|While it is a presumably accepted fact that rural and farming communities represent an important sector in the life of every nation due to their contribution to food security and nutrition, there is limited available empirical knowledge on their lives. This study intended to explore the health profile of the rural and farming communities in South Africa, and to explore the relationships between the physical and psychological health, the needs and quality of life facets of a specific group of farm workers and to provide guidelines for intervention in the said areas. This objective was achieved through a literature review, empirical study and suggested guidelines for bio psychosocial health promotion. The end product of this study is presented in three separate, but related manuscripts or articles.
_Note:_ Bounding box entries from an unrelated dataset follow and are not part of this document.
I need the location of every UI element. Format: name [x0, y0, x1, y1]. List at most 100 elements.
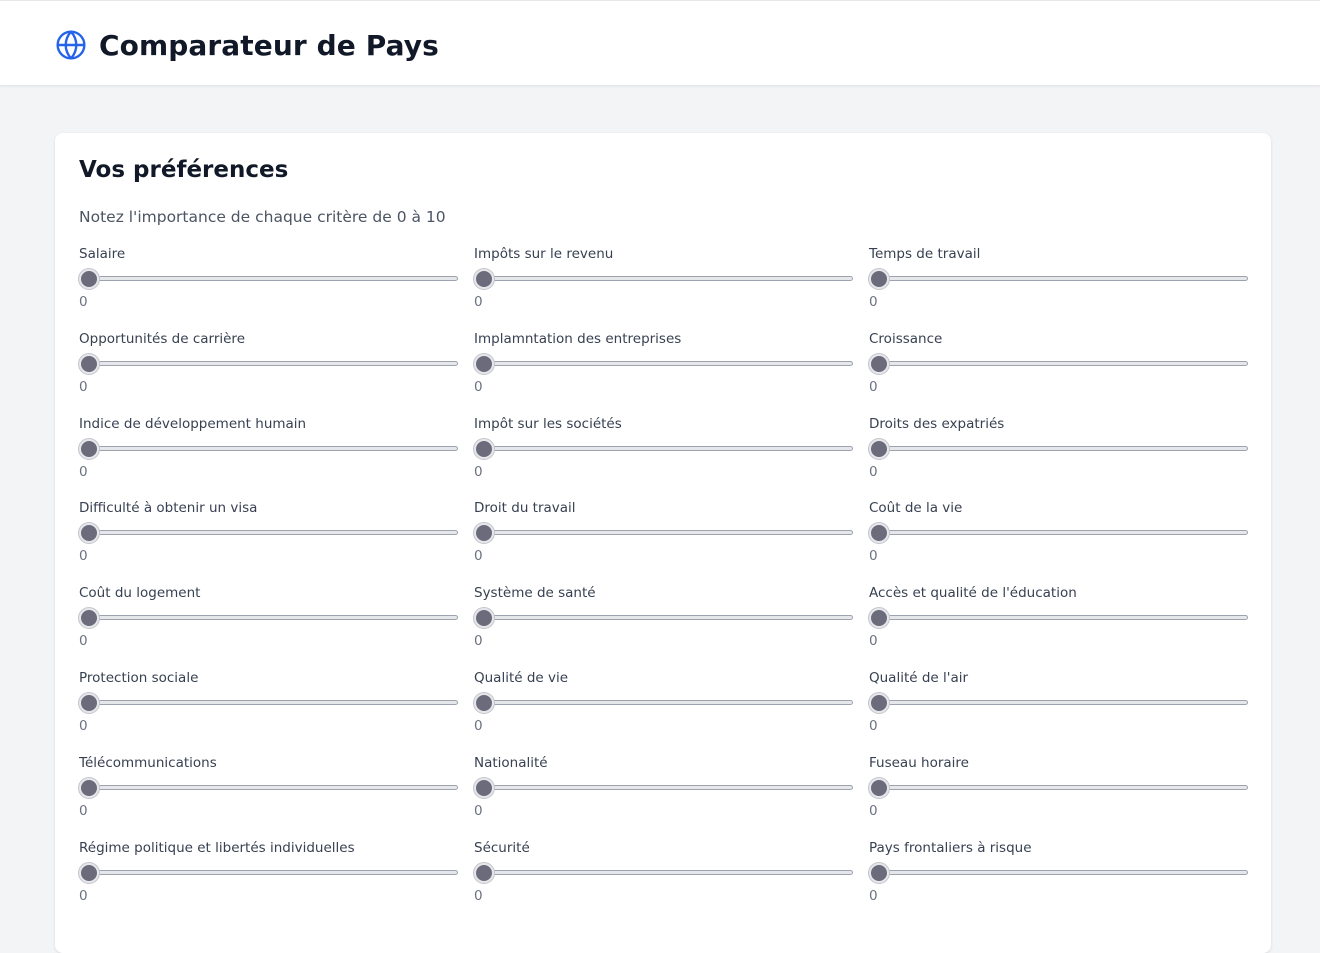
slider-track[interactable]	[871, 869, 1248, 875]
slider-track[interactable]	[81, 360, 458, 366]
slider-track[interactable]	[81, 869, 458, 875]
criterion-label: Protection sociale	[79, 669, 199, 686]
slider-thumb[interactable]	[79, 777, 99, 798]
slider-track[interactable]	[476, 615, 853, 621]
importance-slider[interactable]	[79, 777, 458, 798]
importance-slider[interactable]	[474, 269, 853, 289]
criterion-item: Droits des expatriés 0	[869, 416, 1248, 501]
slider-thumb[interactable]	[79, 523, 99, 544]
criterion-item: Système de santé 0	[474, 585, 853, 670]
importance-slider[interactable]	[79, 353, 458, 374]
slider-track[interactable]	[476, 784, 853, 790]
importance-slider[interactable]	[869, 608, 1248, 629]
slider-thumb[interactable]	[869, 438, 889, 459]
slider-track[interactable]	[476, 699, 853, 705]
preferences-card: Vos préférences Notez l'importance de ch…	[55, 133, 1271, 953]
slider-track[interactable]	[871, 276, 1248, 281]
slider-track[interactable]	[81, 445, 458, 451]
slider-thumb[interactable]	[474, 777, 494, 798]
importance-slider[interactable]	[79, 862, 458, 883]
slider-thumb[interactable]	[474, 353, 494, 374]
criterion-value: 0	[869, 548, 878, 565]
slider-track[interactable]	[81, 615, 458, 621]
importance-slider[interactable]	[474, 438, 853, 459]
slider-thumb[interactable]	[869, 862, 889, 883]
criterion-item: Opportunités de carrière 0	[79, 331, 458, 416]
criterion-item: Salaire 0	[79, 246, 458, 331]
criterion-value: 0	[474, 887, 483, 904]
slider-thumb[interactable]	[474, 608, 494, 629]
importance-slider[interactable]	[474, 353, 853, 374]
criterion-label: Fuseau horaire	[869, 754, 969, 771]
criterion-value: 0	[474, 463, 483, 480]
importance-slider[interactable]	[79, 692, 458, 713]
criterion-label: Impôts sur le revenu	[474, 246, 614, 262]
slider-thumb[interactable]	[474, 862, 494, 883]
slider-thumb[interactable]	[79, 692, 99, 713]
slider-track[interactable]	[871, 530, 1248, 536]
slider-track[interactable]	[476, 360, 853, 366]
criterion-value: 0	[869, 633, 878, 650]
criterion-label: Salaire	[79, 246, 126, 262]
slider-thumb[interactable]	[869, 608, 889, 629]
slider-track[interactable]	[871, 784, 1248, 790]
criterion-value: 0	[869, 887, 878, 904]
slider-track[interactable]	[871, 360, 1248, 366]
slider-thumb[interactable]	[474, 438, 494, 459]
importance-slider[interactable]	[474, 777, 853, 798]
slider-track[interactable]	[81, 530, 458, 536]
slider-thumb[interactable]	[869, 777, 889, 798]
slider-thumb[interactable]	[474, 523, 494, 544]
importance-slider[interactable]	[79, 608, 458, 629]
app-header: Comparateur de Pays	[0, 0, 1320, 86]
importance-slider[interactable]	[474, 608, 853, 629]
slider-thumb[interactable]	[869, 269, 889, 289]
importance-slider[interactable]	[79, 269, 458, 289]
slider-thumb[interactable]	[869, 353, 889, 374]
criterion-label: Croissance	[869, 330, 943, 347]
slider-thumb[interactable]	[474, 269, 494, 289]
slider-thumb[interactable]	[869, 692, 889, 713]
importance-slider[interactable]	[869, 438, 1248, 459]
criterion-value: 0	[869, 378, 878, 395]
slider-track[interactable]	[871, 615, 1248, 621]
criterion-item: Nationalité 0	[474, 755, 853, 840]
slider-track[interactable]	[871, 445, 1248, 451]
importance-slider[interactable]	[869, 523, 1248, 544]
slider-track[interactable]	[871, 699, 1248, 705]
criterion-value: 0	[79, 463, 88, 480]
slider-track[interactable]	[476, 276, 853, 281]
slider-thumb[interactable]	[79, 353, 99, 374]
importance-slider[interactable]	[474, 523, 853, 544]
slider-track[interactable]	[81, 699, 458, 705]
slider-thumb[interactable]	[79, 608, 99, 629]
slider-thumb[interactable]	[79, 269, 99, 289]
criterion-value: 0	[79, 802, 88, 819]
globe-icon	[56, 30, 86, 60]
criterion-item: Temps de travail 0	[869, 246, 1248, 331]
slider-thumb[interactable]	[79, 438, 99, 459]
slider-track[interactable]	[476, 445, 853, 451]
slider-track[interactable]	[81, 784, 458, 790]
slider-track[interactable]	[476, 869, 853, 875]
slider-thumb[interactable]	[79, 862, 99, 883]
importance-slider[interactable]	[869, 862, 1248, 883]
slider-track[interactable]	[476, 530, 853, 536]
slider-thumb[interactable]	[869, 523, 889, 544]
importance-slider[interactable]	[79, 523, 458, 544]
slider-track[interactable]	[81, 276, 458, 281]
criterion-value: 0	[869, 463, 878, 480]
criterion-value: 0	[869, 294, 878, 310]
criterion-item: Croissance 0	[869, 331, 1248, 416]
importance-slider[interactable]	[474, 862, 853, 883]
importance-slider[interactable]	[869, 269, 1248, 289]
criterion-value: 0	[869, 717, 878, 734]
criterion-label: Temps de travail	[869, 246, 981, 262]
criterion-value: 0	[79, 294, 88, 310]
importance-slider[interactable]	[474, 692, 853, 713]
importance-slider[interactable]	[869, 353, 1248, 374]
importance-slider[interactable]	[869, 777, 1248, 798]
importance-slider[interactable]	[79, 438, 458, 459]
slider-thumb[interactable]	[474, 692, 494, 713]
importance-slider[interactable]	[869, 692, 1248, 713]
A holistic conceptual framework was adopted in the literature review and is described in manuscript 1. This overview focused on life on farms and in rural areas through both the social and natural sciences lenses in a parallel and integrative manner. The needs domain was conceptualised in its broad and narrow uses, and health was broadly defined in terms of the World Health Organization's (WHO, 1999:6) conceptualisation. The term "rural" was narrowly described for the purposes of the current study, i.e. according to the typical descriptive aspects of population dynamics, geographic, economic and other social considerations. Although studies from elsewhere in the world were used to provide a clearer picture of rural contexts, the focus was on available local South African literature. The literature review suggested a situation of serious disparities in the lives of the rural communities in comparison to their counterparts living in urbanised settings in South Africa. They suffer poor socioeconomic status, poor access to services, physical infrastructure problems, food insecurity and nutritional problems, physical and mental health problems, and violence and violations of their human rights.
Manuscript 2 reports on an empirical, mixed-methods investigation that was conducted on a convenience sample of 52 farm workers (18-60 years) from three farms near Potchefstroom, in the North West Province. All participants completed quantitative measures and interviews were conducted with a random sample of 25 participants. As a conceptual framework, health was defined comprehensively in terms of physical, psychological and social dimensions (World Health Organization, 1999). Psychological well-being was defined on a continuum from symptoms of stress to a focus on strengths, capacities, mental well-being or psychological health (Wissing & Van Eeden, 2002, 1997; Deci & Ryan, 2000; Ryan & Frederick, 1997) and measured with the Sense of Coherence Scale (SOC) Scale (Antonovsky, 1987), the Satisfaction With Life Scale (SWLS) (Diener, Emmons, Larsen & Griffin, 1985), the Affectometer 2 (AFM) (Kammann & Flett, 1983), the General Health Questionnaire (GHQ) (Goldberg & Hiller, 1979) the Need Satisfaction Scale (NSC) (La Guardia et al., 2000), and the Subjective Vitality Scale (SVS) (Ryan & Frederick, 1997). Quality of life was operationalised in terms of the Quality of Life Inventory (QOLI) (Frisch, 1994). Physical health was operationalised in terms of standardised measures of blood pressure heart rate body mass index, waist-hip ratio and a nutritional intake measure, the Quantitative Food Frequency Questionnaire (QFFQ) (Vorster et al. 2000). Participants reported relatively poor states of physical health nutritional deficiencies poor mental health and poor quality of life.
In manuscript 3 specific guidelines for the promotion of the bio psychosocial health of farm workers were suggested to address the specific and identified problems in an integrated manner. The guidelines were grouped into operational and administrative/bureaucratic interventions. Recommendations were also made for further exploration of the relationship between the farm workers' context and the bio psychosocial health indicators.
Farm workers suffer problems of physical and psychological distress as well as shortages of health care providers, lack of the necessary health infrastructure and other social and physical infrastructure amenities. For successful and sustainable interventions health professionals and health workers, policy makers and bureaucrats, human rights activists and rural/farm employee organisations as well as the broader social movement and other interested/affected parties need to jointly contribute to health programmes aimed at addressing the challenges facing rural communities in general, and farm workers in particular.